Herbst Elmar, Oeckenpöhler Simon, Riesenbeck Oliver, Kittl Christoph, Glasbrenner Johannes, Michel Philipp, Katthagen J Christoph, Raschke Michael J
Klinik für Unfall‑, Hand- und Wiederherstellungschirurgie, Universitätsklinikum Münster, Albert-Schweitzer-Campus 1, 48149, Münster, Deutschland.
Unfallchirurgie (Heidelb). 2023 Sep;126(9):715-726. doi: 10.1007/s00113-023-01352-7. Epub 2023 Aug 8.
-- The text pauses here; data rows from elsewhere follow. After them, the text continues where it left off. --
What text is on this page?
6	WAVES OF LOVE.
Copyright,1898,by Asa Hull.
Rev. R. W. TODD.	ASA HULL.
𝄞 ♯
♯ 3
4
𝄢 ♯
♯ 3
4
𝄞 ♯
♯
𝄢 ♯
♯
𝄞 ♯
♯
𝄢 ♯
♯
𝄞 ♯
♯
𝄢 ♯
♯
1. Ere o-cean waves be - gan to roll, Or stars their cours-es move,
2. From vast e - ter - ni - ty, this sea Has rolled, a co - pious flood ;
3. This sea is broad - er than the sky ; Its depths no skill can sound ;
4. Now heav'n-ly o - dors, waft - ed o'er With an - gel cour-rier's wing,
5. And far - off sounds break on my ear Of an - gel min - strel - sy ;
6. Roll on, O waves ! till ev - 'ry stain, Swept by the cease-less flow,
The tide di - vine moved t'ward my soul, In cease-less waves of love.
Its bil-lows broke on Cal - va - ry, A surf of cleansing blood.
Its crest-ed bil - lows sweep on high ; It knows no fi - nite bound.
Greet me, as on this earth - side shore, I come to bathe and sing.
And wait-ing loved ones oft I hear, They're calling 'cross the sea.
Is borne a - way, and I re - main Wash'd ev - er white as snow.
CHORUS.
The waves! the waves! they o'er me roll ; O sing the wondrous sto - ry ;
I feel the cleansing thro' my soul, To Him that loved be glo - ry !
The incidence of proximal intra-articular tibial fractures is continuously increasing. In addition to high-energy trauma in young patients, osteoporotic fractures occur more frequently in geriatric patients. After a thorough clinical examination including X‑ray and computed tomography (CT) imaging, consolidation of the soft tissue is followed by surgical treatment to achieve the best possible anatomic reconstruction of the articular surface. Nonanatomic reduction with articular gaps >2.5 mm leads to a significantly increased risk of osteoarthritis. Selection of the surgical approach and planning of the osteosynthesis are based on the fracture morphology and the existing soft tissue damage. In addition to arthroscopically assisted percutaneous procedures, sophisticated osteosynthesis is often necessary, which requires several surgical approaches. In this context, posterior surgical approaches are becoming increasingly more important. Primary knee arthroplasty can also play a role, particularly in older patients.
近端关节内胫骨骨折的发生率持续上升。除年轻患者的高能创伤外,骨质疏松性骨折在老年患者中更为常见。经过包括X线和计算机断层扫描(CT)成像在内的全面临床检查后,待软组织消肿后进行手术治疗,以尽可能实现关节面的最佳解剖重建。关节间隙>2.5毫米的非解剖复位会导致骨关节炎风险显著增加。手术入路的选择和骨固定的规划基于骨折形态和现有的软组织损伤。除了关节镜辅助下的经皮手术外,通常还需要复杂的骨固定,这需要多种手术入路。在这种情况下,后入路手术变得越来越重要。初次膝关节置换术也可发挥作用,尤其是在老年患者中。